I’ve been looking forward to a day known as Holi since I heard it is a holiday when bright powdered colors are thrown at everyone. I thought that it would be sort of like a mud or snowball fight from childhood but more colorful and much less painful (Sorry about that Grandfather Mountain iceball Andrew, and yes I realize that I was 21, and it was a close range shot.) So Holi came and went in Biruwa, and the festival passed much as others here had. Some kids shot me with water pistols, and some hot pink powder was politely applied to a specific part of my forehead, but most of the organized fun again involved paying an entrance fee and listening to an orator via a maxed-out loudspeaker (the Nepali seem to have no problem with max volume at any time) read the names of dignitaries and donators and how much money they paid. Bill Clinton got a shout out.
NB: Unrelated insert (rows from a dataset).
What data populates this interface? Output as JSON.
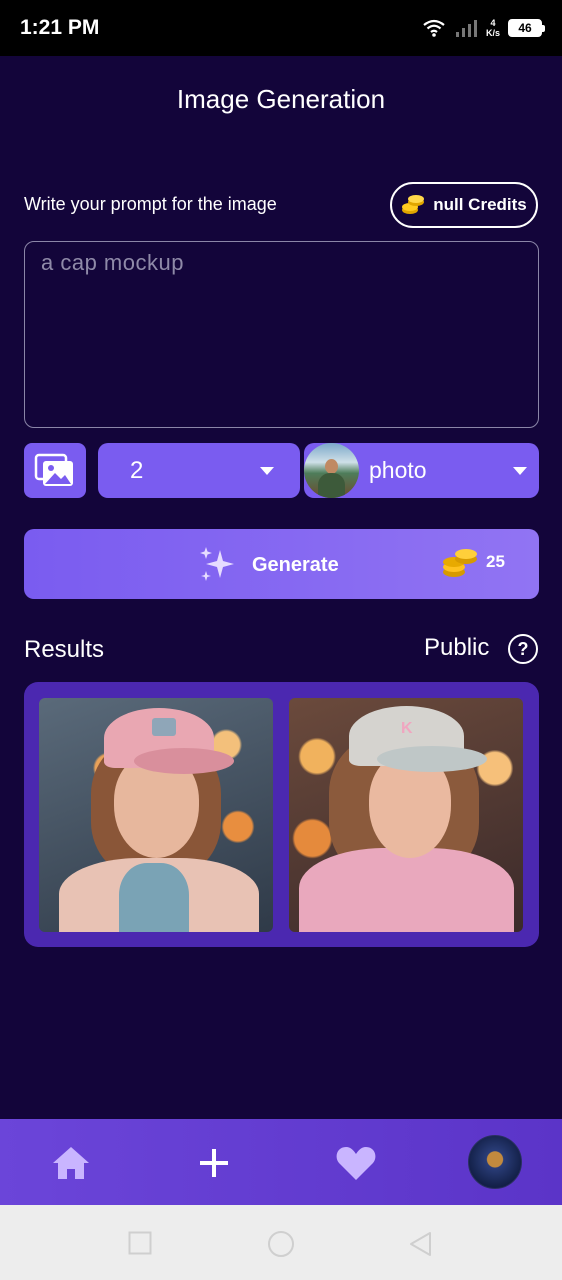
{
  "status_bar": {
    "time": "1:21 PM",
    "net_speed_value": "4",
    "net_speed_unit": "K/s",
    "battery": "46"
  },
  "header": {
    "title": "Image Generation"
  },
  "prompt": {
    "label": "Write your prompt for the image",
    "credits_label": "null Credits",
    "value": "a cap mockup"
  },
  "options": {
    "count_value": "2",
    "style_value": "photo"
  },
  "generate": {
    "label": "Generate",
    "cost": "25"
  },
  "results": {
    "title": "Results",
    "visibility_label": "Public",
    "help_symbol": "?",
    "images": [
      {
        "name": "result-image-1"
      },
      {
        "name": "result-image-2"
      }
    ]
  },
  "bottom_nav": {
    "items": [
      "home-icon",
      "plus-icon",
      "heart-icon",
      "profile-avatar"
    ]
  },
  "colors": {
    "background": "#13053a",
    "accent": "#7a5cf0",
    "panel": "#4b28b0",
    "nav": "#6b45d9"
  }
}
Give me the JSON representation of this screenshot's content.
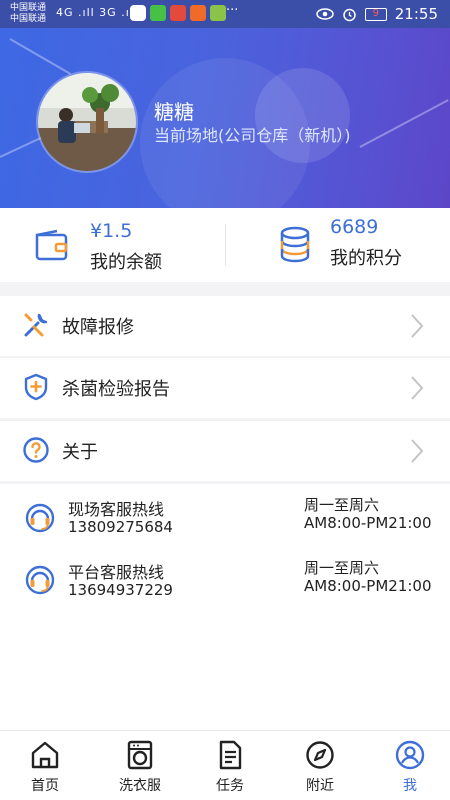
{
  "status_bar": {
    "carrier_1": "中国联通",
    "carrier_2": "中国联通",
    "signal_text": "4G .ıll 3G .ıll",
    "battery": "9",
    "time": "21:55"
  },
  "profile": {
    "username": "糖糖",
    "venue": "当前场地(公司仓库（新机）)"
  },
  "stats": {
    "balance_value": "¥1.5",
    "balance_label": "我的余额",
    "points_value": "6689",
    "points_label": "我的积分"
  },
  "menu": [
    {
      "label": "故障报修",
      "icon": "wrench-screwdriver-icon"
    },
    {
      "label": "杀菌检验报告",
      "icon": "shield-plus-icon"
    },
    {
      "label": "关于",
      "icon": "question-circle-icon"
    }
  ],
  "hotlines": [
    {
      "name": "现场客服热线",
      "phone": "13809275684",
      "days": "周一至周六",
      "hours": "AM8:00-PM21:00",
      "icon": "headset-icon"
    },
    {
      "name": "平台客服热线",
      "phone": "13694937229",
      "days": "周一至周六",
      "hours": "AM8:00-PM21:00",
      "icon": "headset-icon"
    }
  ],
  "tabbar": [
    {
      "label": "首页",
      "icon": "home-icon",
      "active": false
    },
    {
      "label": "洗衣服",
      "icon": "washing-machine-icon",
      "active": false
    },
    {
      "label": "任务",
      "icon": "document-icon",
      "active": false
    },
    {
      "label": "附近",
      "icon": "compass-icon",
      "active": false
    },
    {
      "label": "我",
      "icon": "user-circle-icon",
      "active": true
    }
  ],
  "colors": {
    "accent": "#3d6fd6",
    "header_start": "#3e68e4",
    "header_end": "#5c46c8",
    "icon_orange": "#f29c38"
  }
}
I was pulled by the arm to the stage and publicly asked to formally donate a soccer ball I had brought to play with the kids. This is a volleyball-only town, but I’ll continue attempting to change that once I get another ball.  There was music and dancing too, but it feels forced when people grab me by the arm (lots of arm-pulling here), lead me into the middle of a human outlined circle, and then watch with mostly stern faces as I dance alone. I got down on it. During one of these dances, I realized that I needed to be the one to start the color madness, but I had no water or powder. Next time I’ll bring the colors, and this village will come away looking like hippy children. Or whatever makes them happy actually. The fair also had ample volleyball, balloons, and ice cream. Despite or maybe because of the lack of a great colorful mess, everyone seemed to enjoy the festival, and at night the Badahur’s watched it again on local cable.